Di fatto, il nostro modo di guardare non è sempre stato lo stesso. Non solo si è manifestato diversamente a seconda delle epoche, delle civiltà, degli individui, ma soprattutto oggi sembra che il nostro interrogare sia in affanno. Forse del cielo si sono svelate troppe cose che dovevano restare celate per continuare a suscitare meraviglia. Forse lo abbiamo invaso di troppi corpi estranei, forse ci siamo messi in testa di farne nuove colonie per i potenti della terra. Forse siamo turbati dal fatto di avergli fatto violenza, e inconsapevolmente temiamo una sua vendetta, simile a quella della terra che ci si sta rivoltando contro, per vendicarsi degli abusi che abbiamo perpetrato su di essa.
Fatto sta che oggi sembriamo, almeno noi del cosiddetto occidente – esclusi i bambini e pochi altri – aver perso ogni innocenza nel guardare le stelle.
Solo un secolo fa, nel 1925, nell’ultima pagina del suo libro La guardia bianca, Michail Bulgakov scriveva: “Tutto passerà.
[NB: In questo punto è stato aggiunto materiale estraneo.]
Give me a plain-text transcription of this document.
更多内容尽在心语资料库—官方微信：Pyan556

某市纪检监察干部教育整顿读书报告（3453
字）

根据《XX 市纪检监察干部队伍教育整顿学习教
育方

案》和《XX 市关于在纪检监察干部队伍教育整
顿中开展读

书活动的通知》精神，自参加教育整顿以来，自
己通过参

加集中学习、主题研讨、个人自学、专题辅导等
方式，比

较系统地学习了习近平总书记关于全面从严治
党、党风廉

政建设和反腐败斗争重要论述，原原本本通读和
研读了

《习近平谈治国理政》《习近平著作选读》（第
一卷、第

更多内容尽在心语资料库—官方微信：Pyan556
Le sofferenze, i tormenti, il sangue, la fame e la pestilenza. La spada sparirà, ma le stelle resteranno anche quando le ombre dei nostri corpi e delle nostre opere non saranno più sulla terra. Non c’è uomo che non lo sappia. Perché dunque non vogliamo rivolgere il nostro sguardo alle stelle? Perché?» Ora noi sappiamo che le cose non stanno così. Anche le stelle muoiono. E quelle che noi vediamo luccicare in cielo forse sono morte migliaia di anni luce fa.
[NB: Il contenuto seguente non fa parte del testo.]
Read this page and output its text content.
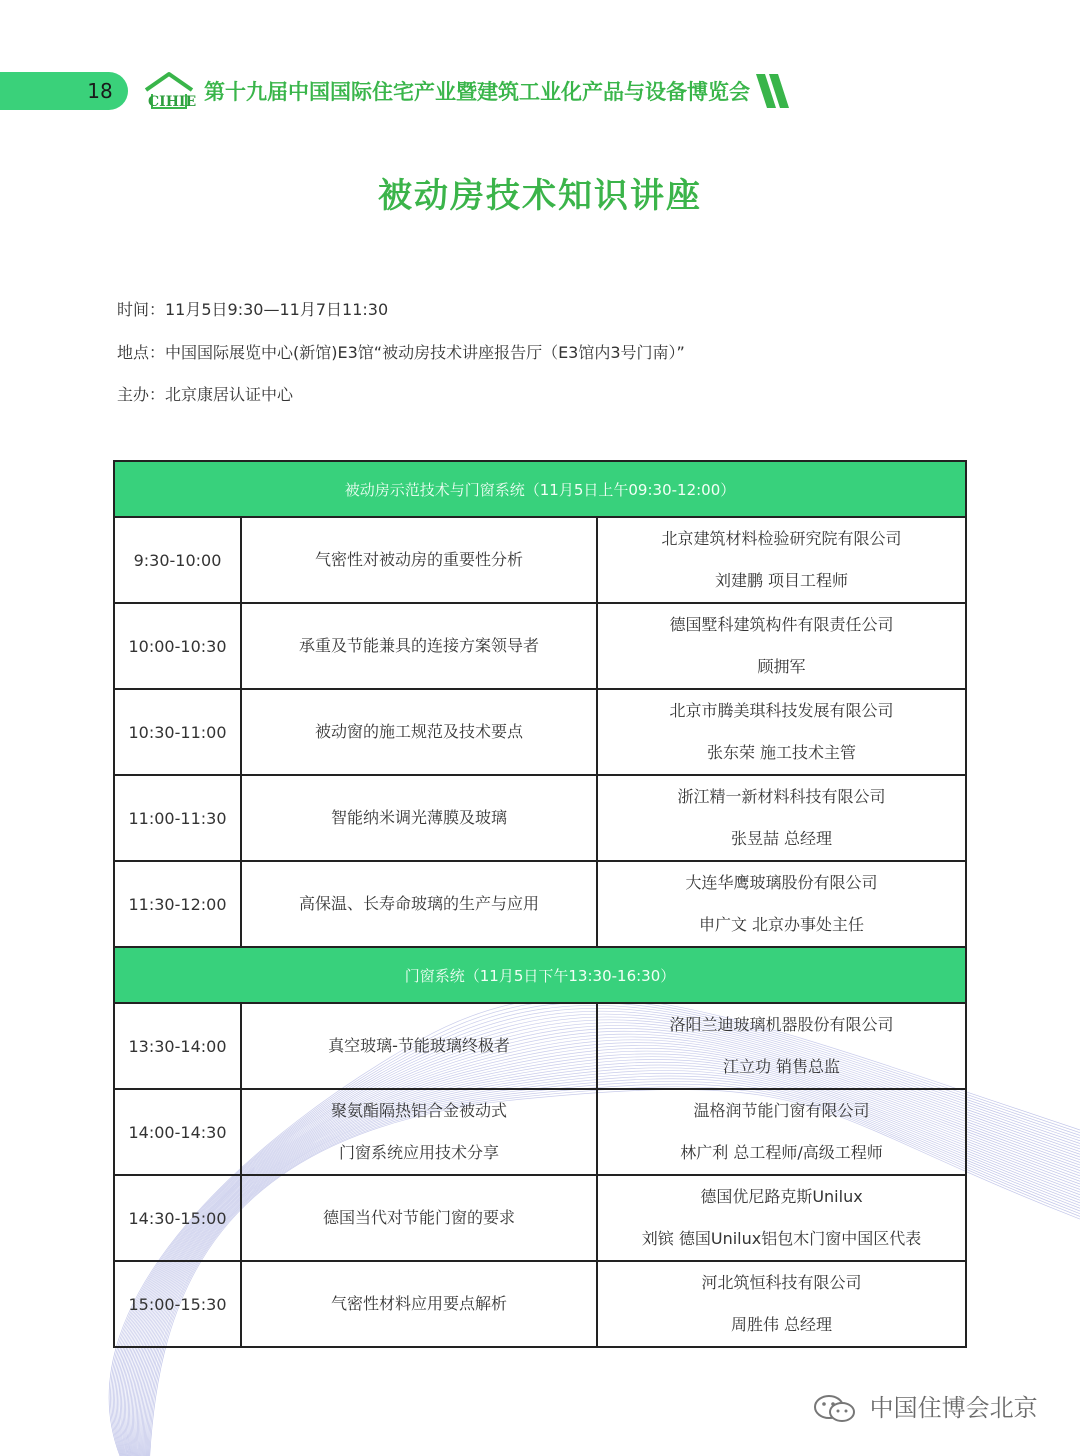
18	CIHIE 第十九届中国国际住宅产业暨建筑工业化产品与设备博览会
被动房技术知识讲座
时间：11月5日9:30—11月7日11:30
地点：中国国际展览中心(新馆)E3馆“被动房技术讲座报告厅（E3馆内3号门南）”
主办：北京康居认证中心
被动房示范技术与门窗系统（11月5日上午09:30-12:00）		
9:30-10:00	气密性对被动房的重要性分析	北京建筑材料检验研究院有限公司
刘建鹏 项目工程师

10:00-10:30	承重及节能兼具的连接方案领导者	德国墅科建筑构件有限责任公司
顾拥军

10:30-11:00	被动窗的施工规范及技术要点	北京市腾美琪科技发展有限公司
张东荣 施工技术主管

11:00-11:30	智能纳米调光薄膜及玻璃	浙江精一新材料科技有限公司
张昱喆 总经理

11:30-12:00	高保温、长寿命玻璃的生产与应用	大连华鹰玻璃股份有限公司
申广文 北京办事处主任

门窗系统（11月5日下午13:30-16:30）		
13:30-14:00	真空玻璃-节能玻璃终极者	洛阳兰迪玻璃机器股份有限公司
江立功 销售总监

14:00-14:30	聚氨酯隔热铝合金被动式
门窗系统应用技术分享	温格润节能门窗有限公司
林广利 总工程师/高级工程师

14:30-15:00	德国当代对节能门窗的要求	德国优尼路克斯Unilux
刘镔 德国Unilux铝包木门窗中国区代表

15:00-15:30	气密性材料应用要点解析	河北筑恒科技有限公司
周胜伟 总经理
中国住博会北京
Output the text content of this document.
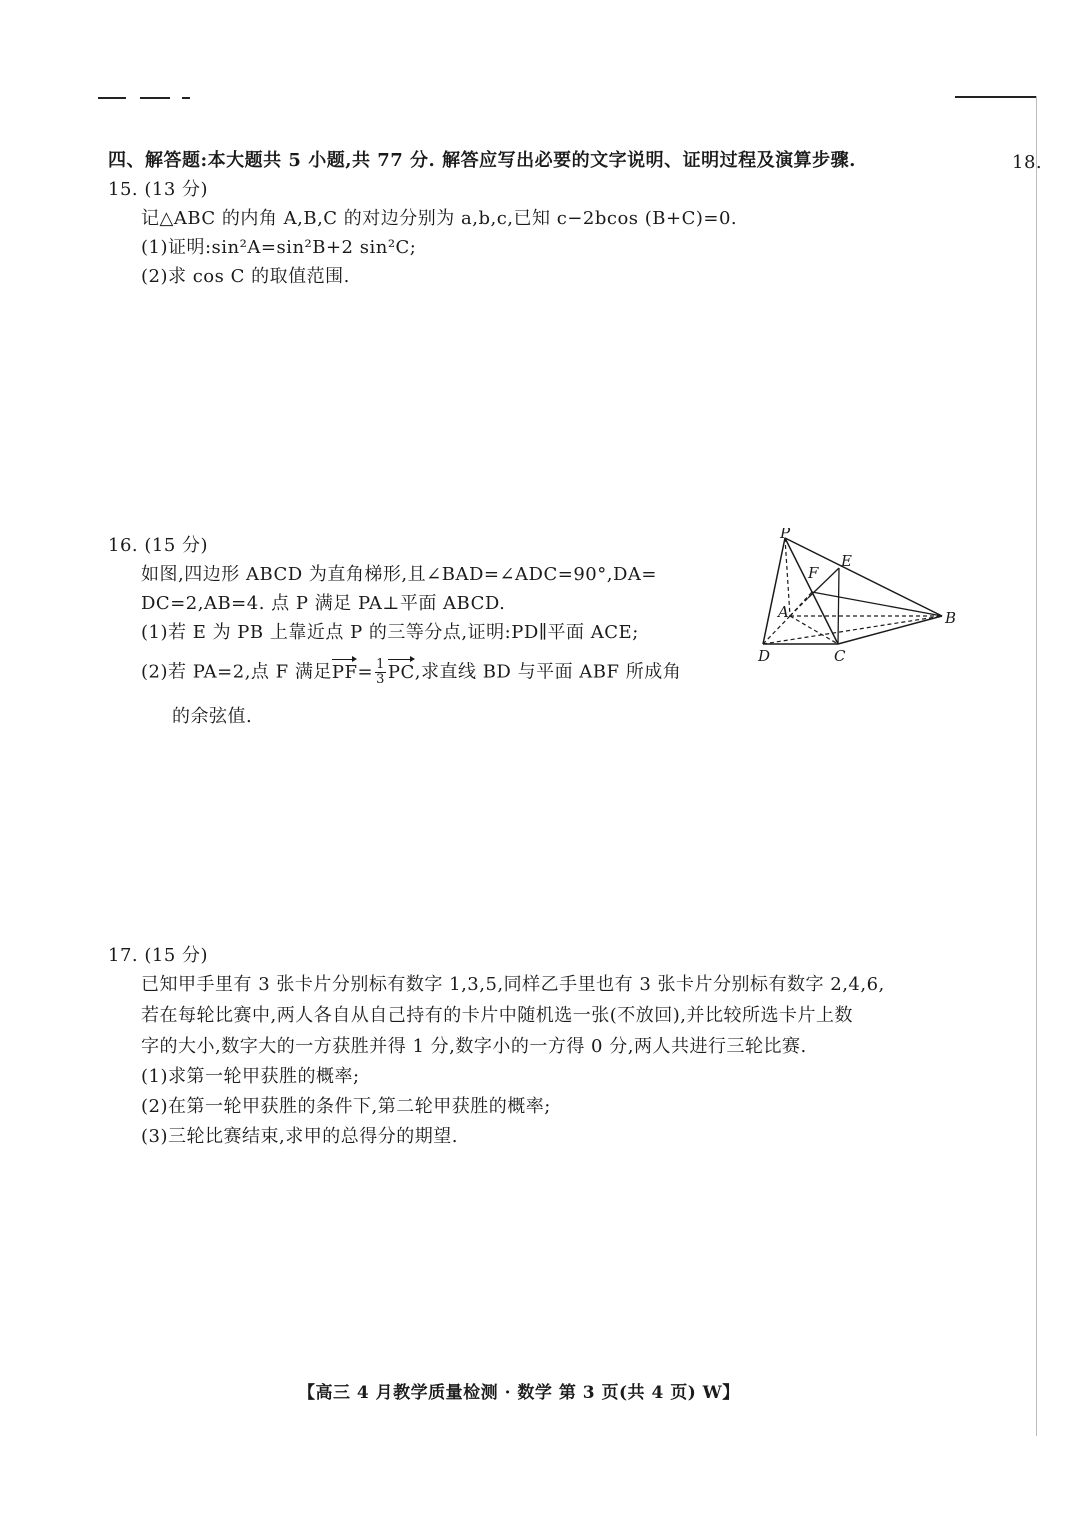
四、解答题:本大题共 5 小题,共 77 分. 解答应写出必要的文字说明、证明过程及演算步骤.	18.
15. (13 分)
记△ABC 的内角 A,B,C 的对边分别为 a,b,c,已知 c−2bcos (B+C)=0.
(1)证明:sin²A=sin²B+2 sin²C;
(2)求 cos C 的取值范围.
16. (15 分)
如图,四边形 ABCD 为直角梯形,且∠BAD=∠ADC=90°,DA=
DC=2,AB=4. 点 P 满足 PA⊥平面 ABCD.
(1)若 E 为 PB 上靠近点 P 的三等分点,证明:PD∥平面 ACE;
(2)若 PA=2,点 F 满足$PF= \frac{1}{3}$ PC,求直线 BD 与平面 ABF 所成角
的余弦值.
P
E
F
A	B
C
D
17. (15 分)
已知甲手里有 3 张卡片分别标有数字 1,3,5,同样乙手里也有 3 张卡片分别标有数字 2,4,6,
若在每轮比赛中,两人各自从自己持有的卡片中随机选一张(不放回),并比较所选卡片上数
字的大小,数字大的一方获胜并得 1 分,数字小的一方得 0 分,两人共进行三轮比赛.
(1)求第一轮甲获胜的概率;
(2)在第一轮甲获胜的条件下,第二轮甲获胜的概率;
(3)三轮比赛结束,求甲的总得分的期望.
【高三 4 月教学质量检测 · 数学 第 3 页(共 4 页) W】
Ma oggi sappiamo anche altro: che ha avuto inizio una nuova era di esplorazioni spaziali, che gli uomini più ricchi del mondo hanno in mente di colonizzare lo spazio extraterrestre per ricavarne mostruosi profitti che serviranno a rendere il mondo povero sempre più povero, e che a questo scopo hanno inviato nei cieli blu centinaia di satelliti che ci girano intorno: alcuni già esausti ma che continuano a solcare la notte, altri, circa 5’000 (i dati sono fluttuanti), al momento attivi e smaniosi – si fa per dire – di individuare modi di accrescere le ricchezze dei potenti e di gonfiare il peccato universale di dismisura.
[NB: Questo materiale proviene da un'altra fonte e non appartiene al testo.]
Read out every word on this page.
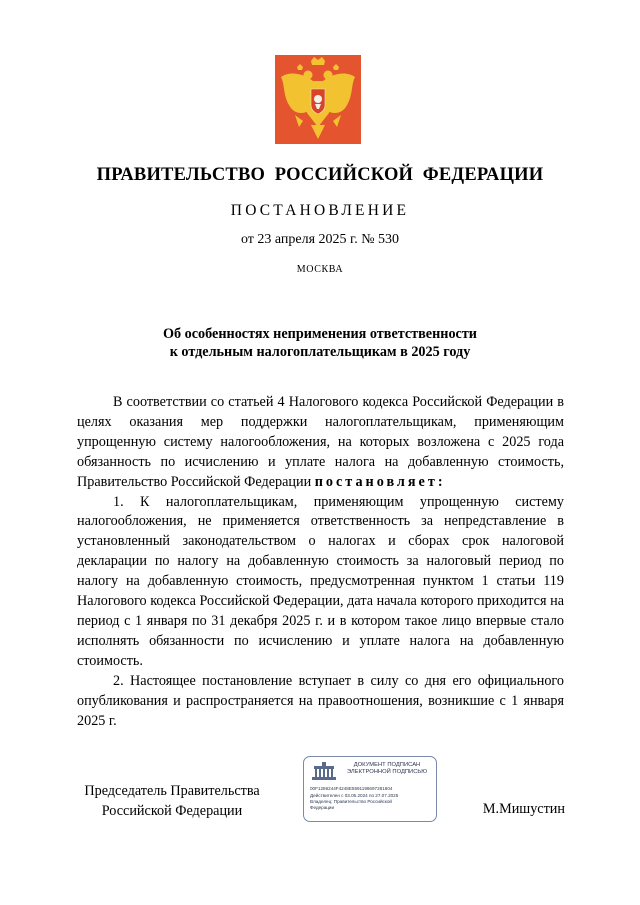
ПРАВИТЕЛЬСТВО  РОССИЙСКОЙ  ФЕДЕРАЦИИ
ПОСТАНОВЛЕНИЕ
от 23 апреля 2025 г. № 530
МОСКВА
Об особенностях неприменения ответственности
к отдельным налогоплательщикам в 2025 году

В соответствии со статьей 4 Налогового кодекса Российской Федерации в целях оказания мер поддержки налогоплательщикам, применяющим упрощенную систему налогообложения, на которых возложена с 2025 года обязанность по исчислению и уплате налога на добавленную стоимость, Правительство Российской Федерации постановляет:

1. К налогоплательщикам, применяющим упрощенную систему налогообложения, не применяется ответственность за непредставление в установленный законодательством о налогах и сборах срок налоговой декларации по налогу на добавленную стоимость за налоговый период по налогу на добавленную стоимость, предусмотренная пунктом 1 статьи 119 Налогового кодекса Российской Федерации, дата начала которого приходится на период с 1 января по 31 декабря 2025 г. и в котором такое лицо впервые стало исполнять обязанности по исчислению и уплате налога на добавленную стоимость.

2. Настоящее постановление вступает в силу со дня его официального опубликования и распространяется на правоотношения, возникшие с 1 января 2025 г.

Председатель Правительства
Российской Федерации
ДОКУМЕНТ ПОДПИСАН
ЭЛЕКТРОННОЙ ПОДПИСЬЮ
00F1286244F4248E5591196697281604
Действителен с 03.05.2024 по 27.07.2025
Владелец: Правительство Российской
Федерации	М.Мишустин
Ci sono però altri esploratori, che percorrono vie diverse. E che, se non riescono a disinnescare la brama di potere e di denaro, tuttavia forse possono salvare quel senso di meraviglia che, secondo quanto sosteneva già Aristotele nella Metafisica, è il motore da cui parte il desiderio di scrutare il cielo e di conoscere i meccanismi del nostro stare al mondo. Di lì nasce il linguaggio della conoscenza, di lì il linguaggio della poesia e dell’arte. Uno di questi esploratori è il cosmologo Roberto Trotta, che insegna Fisica teorica alla scuola internazionale superiore di Trieste e Astrostatistica all’Imperial College di Londra. E che riscrive una storia dell’umanità a partire da quell’istante in cui qua e là, in luoghi diversi del pianeta, alcuni Sapiens hanno guardato ai movimenti degli astri, alle loro forme, alle loro congiunzioni, ai loro ricorsi non solo per ammirarne la stupefacente bellezza, ma anche perché era loro impossibile concepire che tutto quello sfolgorio di stelle pianeti, galassie, non avesse a che fare anche con i movimenti della terra. O meglio, che ogni piccolo frammento terrestre non fosse connesso con tutto ciò che fluttuava in quella strabiliante immensità. Tutto è partito, nella sua vicenda di esploratore, da un segnale luminosissimo nel cielo durante il primo incontro con la donna della sua vita, come racconta nel suo diario di bordo Il cielo stellato sopra di noi (Il Saggiatore): da quel momento è iniziata sì la sua ricerca scientifica, ma insieme il suo girovagare non solo in deserti e vette impervie da dove è possibile godere della magnificenza delle stelle. Ma anche nei luoghi più nebbiosi della terra, dove le brume, le nubi spesse, lo smog che oscurano la luce del giorno rendono possibile percepire che cosa sarebbe stato un mondo senza stelle, quale conseguenze avrebbe avuto sul vivere degli umani, incapaci di raccapezzarsi senza le guide celesti, impossibilitati ad intraprendere non solo ogni viaggio terrestre, ma anche ogni percorso nella conoscenza.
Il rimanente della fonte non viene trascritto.